Esper: ‘The Safest Place Is on a Deployed Navy Ship’

Hospital Corpsman 2nd Class Shane Miller (left) and Hospital Corpsman 2nd Class Austin Kelly draw blood from a Sailor assigned to the guided-missile destroyer USS Kidd after its arrival in San Diego as part of the Navy’s response to the COVID-19 outbreak on board the ship.
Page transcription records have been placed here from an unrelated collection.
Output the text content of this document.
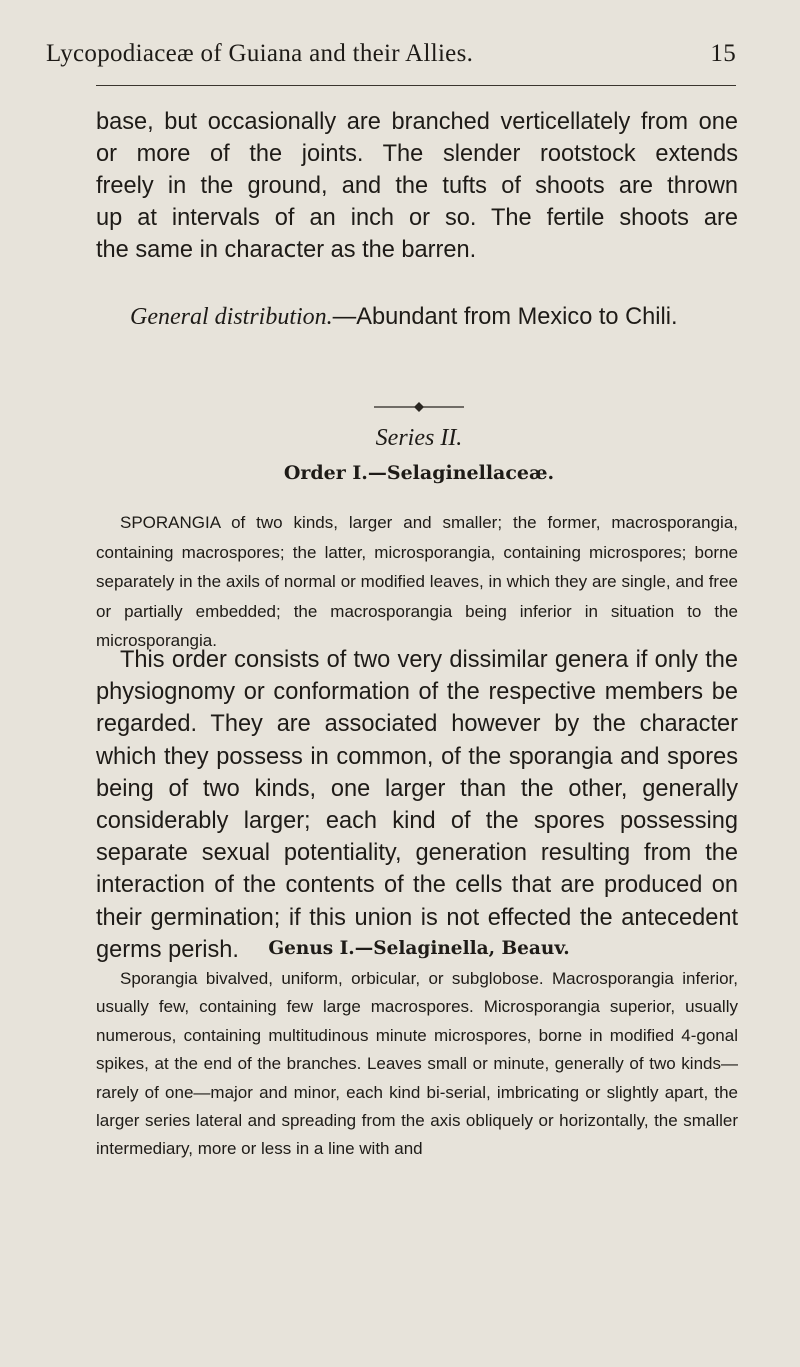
Lycopodiaceæ of Guiana and their Allies.	15
base, but occasionally are branched verticellately from one
or more of the joints. The slender rootstock extends
freely in the ground, and the tufts of shoots are thrown
up at intervals of an inch or so. The fertile shoots are
the same in charaⅽter as the barren.
General distribution.—Abundant from Mexico to Chili.
Series II.
Order I.—Selaginellaceæ.
SPORANGIA of two kinds, larger and smaller; the former, macrosporangia, containing macrospores; the latter, microsporangia, containing microspores; borne separately in the axils of normal or modified leaves, in which they are single, and free or partially embedded; the macrosporangia being inferior in situation to the microsporangia.
This order consists of two very dissimilar genera if only the physiognomy or conformation of the respective members be regarded. They are associated however by the character which they possess in common, of the sporangia and spores being of two kinds, one larger than the other, generally considerably larger; each kind of the spores possessing separate sexual potentiality, generation resulting from the interaction of the contents of the cells that are produced on their germination; if this union is not effected the antecedent germs perish.	Genus I.—Selaginella, Beauv.
Sporangia bivalved, uniform, orbicular, or subglobose. Macrosporangia inferior, usually few, containing few large macrospores. Microsporangia superior, usually numerous, containing multitudinous minute microspores, borne in modified 4-gonal spikes, at the end of the branches. Leaves small or minute, generally of two kinds—rarely of one—major and minor, each kind bi-serial, imbricating or slightly apart, the larger series lateral and spreading from the axis obliquely or horizontally, the smaller intermediary, more or less in a line with and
U.S. Navy/Mass Communication Specialist 2nd Class Alex Corona

ARLINGTON, Va. — The secretary of defense noted May 4 that — with a couple of notable exceptions — the U.S. Navy’s ships at sea remain unaffected by the spread of the COVID-19 pandemic.   

“The statistics show that the safest place to be is on a deployed Navy ship compared to one that’s in port,” Defense Secretary Mark Esper said, speaking during a webcast sponsored by the Brookings Institution, a Washington think tank. “Of the 90-plus ships at sea, we only have two that have been affected.”
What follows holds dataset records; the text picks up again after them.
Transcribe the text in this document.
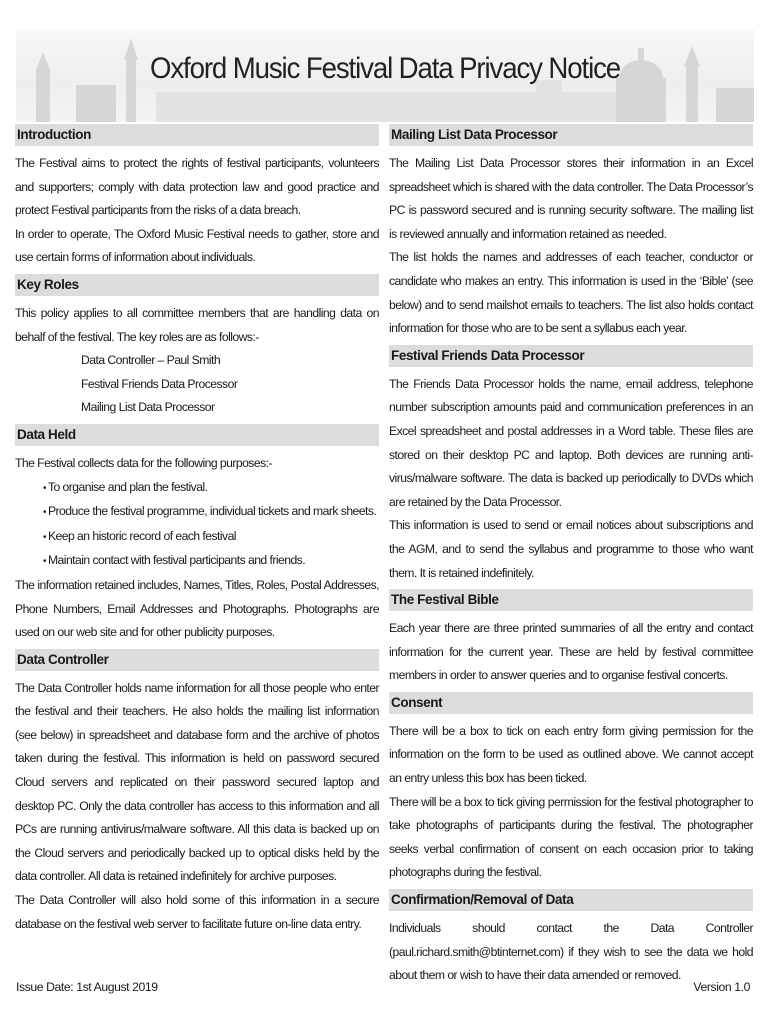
Oxford Music Festival Data Privacy Notice
Introduction

The Festival aims to protect the rights of festival participants, volunteers and supporters; comply with data protection law and good practice and protect Festival participants from the risks of a data breach.

In order to operate, The Oxford Music Festival needs to gather, store and use certain forms of information about individuals.

Key Roles

This policy applies to all committee members that are handling data on behalf of the festival. The key roles are as follows:-

Data Controller – Paul Smith
Festival Friends Data Processor
Mailing List Data Processor
Data Held

The Festival collects data for the following purposes:-

• To organise and plan the festival.
• Produce the festival programme, individual tickets and mark sheets.
• Keep an historic record of each festival
• Maintain contact with festival participants and friends.

The information retained includes, Names, Titles, Roles, Postal Addresses, Phone Numbers, Email Addresses and Photographs. Photographs are used on our web site and for other publicity purposes.

Data Controller

The Data Controller holds name information for all those people who enter the festival and their teachers. He also holds the mailing list information (see below) in spreadsheet and database form and the archive of photos taken during the festival. This information is held on password secured Cloud servers and replicated on their password secured laptop and desktop PC. Only the data controller has access to this information and all PCs are running antivirus/malware software. All this data is backed up on the Cloud servers and periodically backed up to optical disks held by the data controller. All data is retained indefinitely for archive purposes.

The Data Controller will also hold some of this information in a secure database on the festival web server to facilitate future on-line data entry.

Mailing List Data Processor

The Mailing List Data Processor stores their information in an Excel spreadsheet which is shared with the data controller. The Data Processor’s PC is password secured and is running security software. The mailing list is reviewed annually and information retained as needed.

The list holds the names and addresses of each teacher, conductor or candidate who makes an entry. This information is used in the ‘Bible’ (see below) and to send mailshot emails to teachers. The list also holds contact information for those who are to be sent a syllabus each year.

Festival Friends Data Processor

The Friends Data Processor holds the name, email address, telephone number subscription amounts paid and communication preferences in an Excel spreadsheet and postal addresses in a Word table. These files are stored on their desktop PC and laptop. Both devices are running anti-virus/malware software. The data is backed up periodically to DVDs which are retained by the Data Processor.

This information is used to send or email notices about subscriptions and the AGM, and to send the syllabus and programme to those who want them. It is retained indefinitely.

The Festival Bible

Each year there are three printed summaries of all the entry and contact information for the current year. These are held by festival committee members in order to answer queries and to organise festival concerts.

Consent

There will be a box to tick on each entry form giving permission for the information on the form to be used as outlined above. We cannot accept an entry unless this box has been ticked.

There will be a box to tick giving permission for the festival photographer to take photographs of participants during the festival. The photographer seeks verbal confirmation of consent on each occasion prior to taking photographs during the festival.

Confirmation/Removal of Data

Individuals should contact the Data Controller (paul.richard.smith@btinternet.com) if they wish to see the data we hold about them or wish to have their data amended or removed.

Issue Date: 1st August 2019	Version 1.0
See: Navy Provides Medical Care to Infected Sailors of USS Kidd, Will Disinfect Ship

See: Navy Opens Deeper Inquiry Into Theodore Roosevelt; Move Delays Decision on Captain’s Reinstatement

The Navy has suffered significant outbreaks of the novel coronavirus on the Nimitz-class aircraft carrier USS Theodore Roosevelt and the Arleigh Burke-class guided-missile destroyer USS Kidd. A Sailor off the Roosevelt died from COVID-19 complications in mid-April. 

The cause of the transmission of the virus to the crews of both ships is unknown. The Theodore Roosevelt made a port call to Vietnam soon before Sailors began showing signs of illness. Another possibility: the virus was brought aboard by aircrews and passengers returning to the carrier. 
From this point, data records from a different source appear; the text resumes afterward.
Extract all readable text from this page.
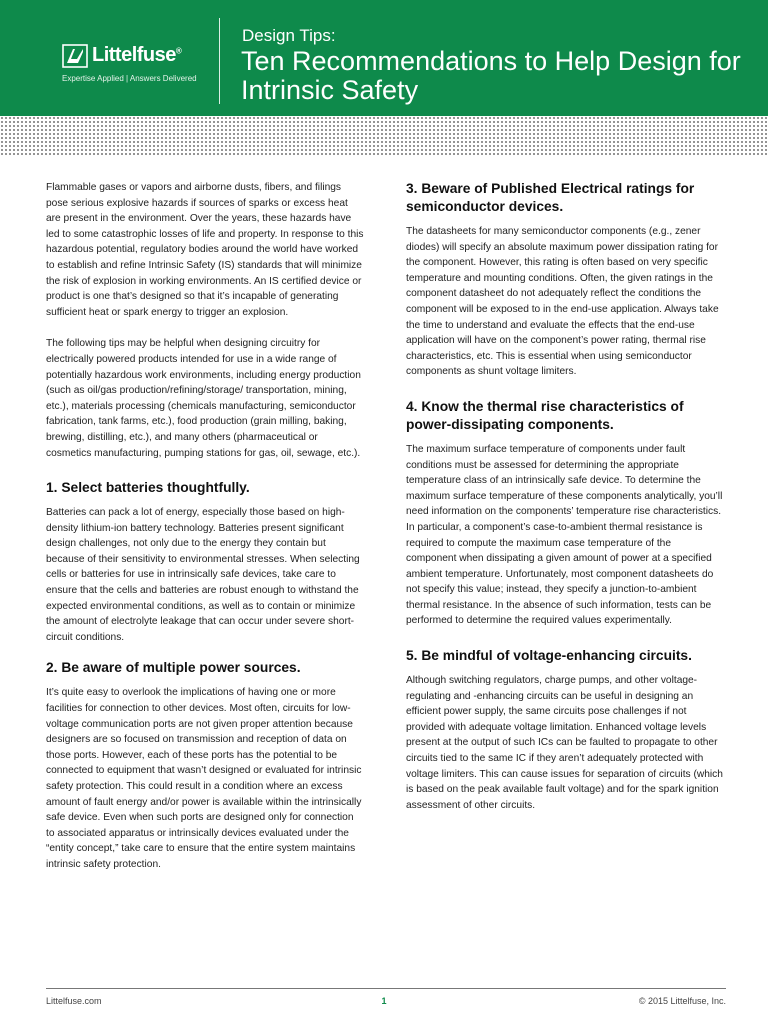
Littelfuse®
Expertise Applied | Answers Delivered
Design Tips:
Ten Recommendations to Help Design for Intrinsic Safety

Flammable gases or vapors and airborne dusts, fibers, and filings pose serious explosive hazards if sources of sparks or excess heat are present in the environment. Over the years, these hazards have led to some catastrophic losses of life and property. In response to this hazardous potential, regulatory bodies around the world have worked to establish and refine Intrinsic Safety (IS) standards that will minimize the risk of explosion in working environments. An IS certified device or product is one that’s designed so that it’s incapable of generating sufficient heat or spark energy to trigger an explosion.

The following tips may be helpful when designing circuitry for electrically powered products intended for use in a wide range of potentially hazardous work environments, including energy production (such as oil/gas production/refining/storage/ transportation, mining, etc.), materials processing (chemicals manufacturing, semiconductor fabrication, tank farms, etc.), food production (grain milling, baking, brewing, distilling, etc.), and many others (pharmaceutical or cosmetics manufacturing, pumping stations for gas, oil, sewage, etc.).

1. Select batteries thoughtfully.

Batteries can pack a lot of energy, especially those based on high-density lithium-ion battery technology. Batteries present significant design challenges, not only due to the energy they contain but because of their sensitivity to environmental stresses. When selecting cells or batteries for use in intrinsically safe devices, take care to ensure that the cells and batteries are robust enough to withstand the expected environmental conditions, as well as to contain or minimize the amount of electrolyte leakage that can occur under severe short-circuit conditions.

2. Be aware of multiple power sources.

It’s quite easy to overlook the implications of having one or more facilities for connection to other devices. Most often, circuits for low-voltage communication ports are not given proper attention because designers are so focused on transmission and reception of data on those ports. However, each of these ports has the potential to be connected to equipment that wasn’t designed or evaluated for intrinsic safety protection. This could result in a condition where an excess amount of fault energy and/or power is available within the intrinsically safe device. Even when such ports are designed only for connection to associated apparatus or intrinsically devices evaluated under the “entity concept,” take care to ensure that the entire system maintains intrinsic safety protection.

3. Beware of Published Electrical ratings for semiconductor devices.

The datasheets for many semiconductor components (e.g., zener diodes) will specify an absolute maximum power dissipation rating for the component. However, this rating is often based on very specific temperature and mounting conditions. Often, the given ratings in the component datasheet do not adequately reflect the conditions the component will be exposed to in the end-use application. Always take the time to understand and evaluate the effects that the end-use application will have on the component’s power rating, thermal rise characteristics, etc. This is essential when using semiconductor components as shunt voltage limiters.

4. Know the thermal rise characteristics of power-dissipating components.

The maximum surface temperature of components under fault conditions must be assessed for determining the appropriate temperature class of an intrinsically safe device. To determine the maximum surface temperature of these components analytically, you’ll need information on the components’ temperature rise characteristics. In particular, a component’s case-to-ambient thermal resistance is required to compute the maximum case temperature of the component when dissipating a given amount of power at a specified ambient temperature. Unfortunately, most component datasheets do not specify this value; instead, they specify a junction-to-ambient thermal resistance. In the absence of such information, tests can be performed to determine the required values experimentally.

5. Be mindful of voltage-enhancing circuits.

Although switching regulators, charge pumps, and other voltage-regulating and -enhancing circuits can be useful in designing an efficient power supply, the same circuits pose challenges if not provided with adequate voltage limitation. Enhanced voltage levels present at the output of such ICs can be faulted to propagate to other circuits tied to the same IC if they aren’t adequately protected with voltage limiters. This can cause issues for separation of circuits (which is based on the peak available fault voltage) and for the spark ignition assessment of other circuits.

Littelfuse.com	1	© 2015 Littelfuse, Inc.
“We’re not sure where [the USS Kidd] picked [the virus] up,” Esper said. “It may have been through a counter-drug operation.” 

Esper said that “two ships out of 94 is a pretty good record. The Navy has taken a lot of good practices. They’ve learned from the Teddy Roosevelt. Before a ship is deployed it goes through multiple tests of its Sailors. They are quarantined for a couple of weeks. And, of course, we don’t bring a ship back in if it’s being replaced by one that’s going out. So, we’re being very careful of that.”  

“The statistics show that the safest place to be is on a deployed Navy ship compared to one that’s in port.”

Defense Secretary Mark Esper, during a May 4 webinar

The service is keeping the aircraft carrier USS Harry S. Truman away from port following a major deployment to avoid the pandemic. 

“We have had ships that have been portside that have had Sailors infected but that’s not unlike what you might see at an Army base or an Air Force base where you have Sailors out in the community who may get infected by the virus,” Esper said. “Before they go to sea, we bring them in, we test, we quarantine, and we make adjustments to make sure our ships get out on time.”